In 2013, the U.S. Bankruptcy Court sitting in St. Louis carefully examined all of these factors in ruling on an executive cash bonus proposal in the Patriot Coal case. In the nine months preceding the court’s decision, over 30 key executives left Patriot for other employment. The incentive plan proposed by Patriot Coal offered bonuses beyond base salary provided that five performance metrics were reached, including financial, environmental, safety and individual goals. Chief Judge Kathy Surratt-States determined that all of the necessary guidelines had been met and ruled in favor of the $6.9 million plan, finding it to be primarily incentive. That figure constituted only 0.36 percent of Patriot’s total annual revenues at the time.
“Given (Patriot’s) volatile situation, and the undisputed fact that the price of coal has decreased, the court cannot conclude that the (executives) merely have to show up to work to achieve the targets,” she wrote.
Similar bonus award structures have been approved by bankruptcy courts across the country. The court in the Alpha Natural Resources, Inc. case accepted the company’s proposed key employee incentive plan, agreeing that it encouraged company executives to “minimize their cash bleed while simultaneously cutting expenses and maintaining their safety and environmental standards.” Because the proposal was primarily contingent on the performance of the business (as opposed to mere retention of the management group), it met the standards promulgated by the bankruptcy act.
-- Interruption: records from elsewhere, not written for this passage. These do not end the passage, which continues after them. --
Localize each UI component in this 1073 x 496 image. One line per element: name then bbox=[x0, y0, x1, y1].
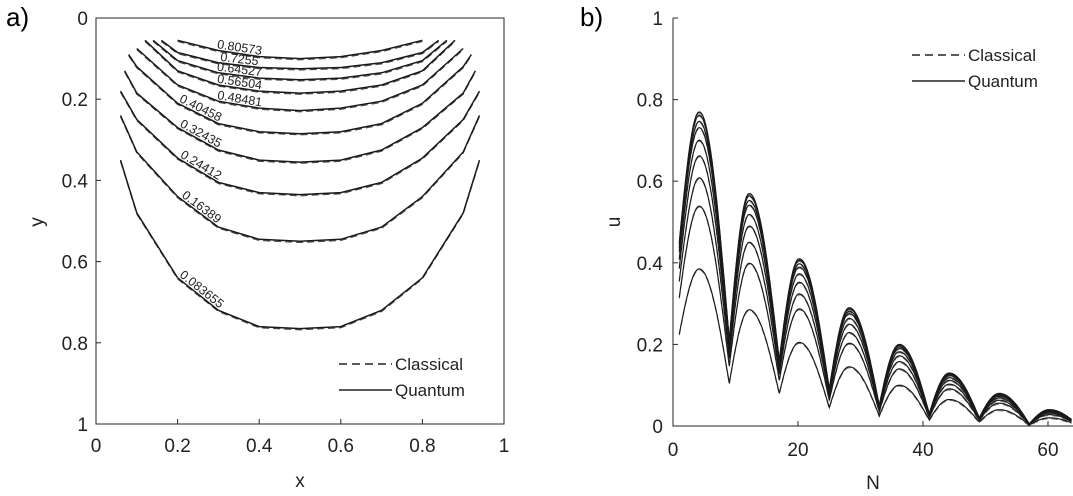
panel-b-xtick-label: 40 bbox=[912, 440, 933, 461]
panel-a-xtick-label: 0 bbox=[91, 436, 102, 457]
contour-line-classical-4 bbox=[144, 41, 456, 95]
panel-a-ytick-label: 1 bbox=[77, 415, 88, 436]
panel-a-plot-area bbox=[95, 17, 505, 425]
panel-a-legend: Classical Quantum bbox=[339, 355, 465, 400]
panel-b-ytick-label: 0.4 bbox=[637, 254, 664, 275]
contour-line-classical-9 bbox=[119, 116, 481, 244]
panel-b-ytick-label: 0.6 bbox=[637, 172, 663, 193]
panel-a-xtick-label: 0.4 bbox=[246, 436, 273, 457]
panel-b-x-ticks: 0 20 40 60 bbox=[668, 421, 1059, 461]
panel-b-ytick-label: 0 bbox=[652, 417, 663, 438]
contour-line-classical-5 bbox=[136, 49, 464, 113]
u-line-classical-4 bbox=[678, 128, 1072, 426]
contour-line-quantum-6 bbox=[127, 54, 473, 135]
panel-b-series bbox=[678, 111, 1072, 427]
contour-line-quantum-1 bbox=[177, 39, 423, 60]
panel-b-y-ticks: 0 0.2 0.4 0.6 0.8 1 bbox=[637, 9, 678, 438]
panel-b-xtick-label: 60 bbox=[1037, 440, 1058, 461]
contour-line-quantum-10 bbox=[119, 159, 481, 330]
contour-line-quantum-8 bbox=[119, 90, 481, 196]
contour-line-classical-2 bbox=[160, 41, 440, 71]
contour-line-classical-10 bbox=[119, 161, 481, 331]
panel-a-label: a) bbox=[6, 2, 29, 32]
panel-a-x-ticks: 0 0.2 0.4 0.6 0.8 1 bbox=[91, 419, 510, 457]
contour-line-quantum-3 bbox=[152, 39, 448, 81]
panel-b-axes: 0 20 40 60 0 0.2 0.4 0.6 0.8 1 N u Classical Qua… bbox=[604, 9, 1073, 494]
contour-label-1: 0.80573 bbox=[216, 37, 263, 58]
panel-a-xlabel: x bbox=[295, 471, 305, 492]
panel-a-ytick-label: 0.6 bbox=[62, 253, 88, 274]
panel-b-xlabel: N bbox=[866, 473, 880, 494]
panel-a-ytick-label: 0.8 bbox=[62, 334, 88, 355]
contour-line-quantum-9 bbox=[119, 115, 481, 243]
panel-a-y-ticks: 0 0.2 0.4 0.6 0.8 1 bbox=[62, 9, 101, 436]
panel-b-xtick-label: 0 bbox=[668, 440, 679, 461]
contour-line-classical-3 bbox=[152, 41, 448, 82]
panel-a-legend-quantum: Quantum bbox=[395, 381, 465, 400]
panel-b-ytick-label: 1 bbox=[652, 9, 663, 30]
panel-b-label: b) bbox=[580, 2, 603, 32]
u-line-classical-7 bbox=[678, 178, 1072, 427]
panel-a-ytick-label: 0.2 bbox=[62, 90, 88, 111]
panel-b-ylabel: u bbox=[604, 217, 625, 228]
u-line-classical-8 bbox=[678, 206, 1072, 427]
panel-b-xtick-label: 20 bbox=[787, 440, 808, 461]
panel-a-legend-classical: Classical bbox=[395, 355, 463, 374]
panel-a-xtick-label: 0.8 bbox=[409, 436, 435, 457]
panel-a-xtick-label: 0.6 bbox=[328, 436, 354, 457]
panel-b-legend-classical: Classical bbox=[968, 46, 1036, 65]
contour-line-classical-8 bbox=[120, 92, 480, 197]
u-line-classical-9 bbox=[678, 269, 1072, 427]
panel-a-ylabel: y bbox=[27, 217, 48, 227]
panel-a-xtick-label: 0.2 bbox=[164, 436, 190, 457]
panel-a-contours bbox=[119, 39, 481, 331]
contour-line-quantum-7 bbox=[123, 70, 477, 163]
contour-label-3: 0.64527 bbox=[216, 60, 263, 80]
contour-line-classical-6 bbox=[128, 55, 472, 136]
contour-line-quantum-5 bbox=[136, 47, 464, 112]
panel-a-axes: 0.805730.72550.645270.565040.484810.4045… bbox=[27, 9, 509, 492]
panel-a-ytick-label: 0 bbox=[77, 9, 88, 30]
panel-b-legend: Classical Quantum bbox=[912, 46, 1038, 91]
contour-line-classical-1 bbox=[177, 40, 423, 61]
panel-b-legend-quantum: Quantum bbox=[968, 72, 1038, 91]
contour-line-quantum-4 bbox=[144, 39, 456, 94]
contour-label-2: 0.7255 bbox=[220, 50, 260, 68]
panel-a-ytick-label: 0.4 bbox=[62, 171, 89, 192]
panel-b-ytick-label: 0.8 bbox=[637, 91, 663, 112]
panel-a-xtick-label: 1 bbox=[499, 436, 510, 457]
panel-b-ytick-label: 0.2 bbox=[637, 335, 663, 356]
contour-line-quantum-2 bbox=[160, 39, 440, 70]
contour-label-4: 0.56504 bbox=[216, 72, 263, 93]
contour-line-classical-7 bbox=[124, 71, 476, 164]
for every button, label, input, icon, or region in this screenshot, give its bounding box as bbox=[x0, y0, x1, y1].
Requests for executive bonuses do not receive rubber-stamp approval by the bankruptcy courts. Sports Authority made received national attention this past August when the bankruptcy court in Delaware denied its motion for approval of an executive incentive program. The U.S. Trustee, an industry watchdog, argued against the bonus plan, labeling it “clearly retentive” with vague or meaningless performance targets.
Guiding a corporation through a Chapter 11 bankruptcy case is lengthy and oftentimes arduous. Bonus programs such as that adopted in the Patriot Coal case are essential to the bankruptcy process, in order to ensure that incentivized key employees are working toward the maximum return for the company’s creditors. The ultimate goal of any bankruptcy case is the debtor’s successful emergence for a fresh start. Executive merit awards that are not unreasonable in light of the company’s assets and liabilities and which recognize the need for consistency in key management resources provide the best opportunity to achieve that end.
Attorneys Robert E. Eggmann and Becky R. Eggmann are with the law firm Desai Eggmann Mason LLC with offices in Clayton and Edwardsville.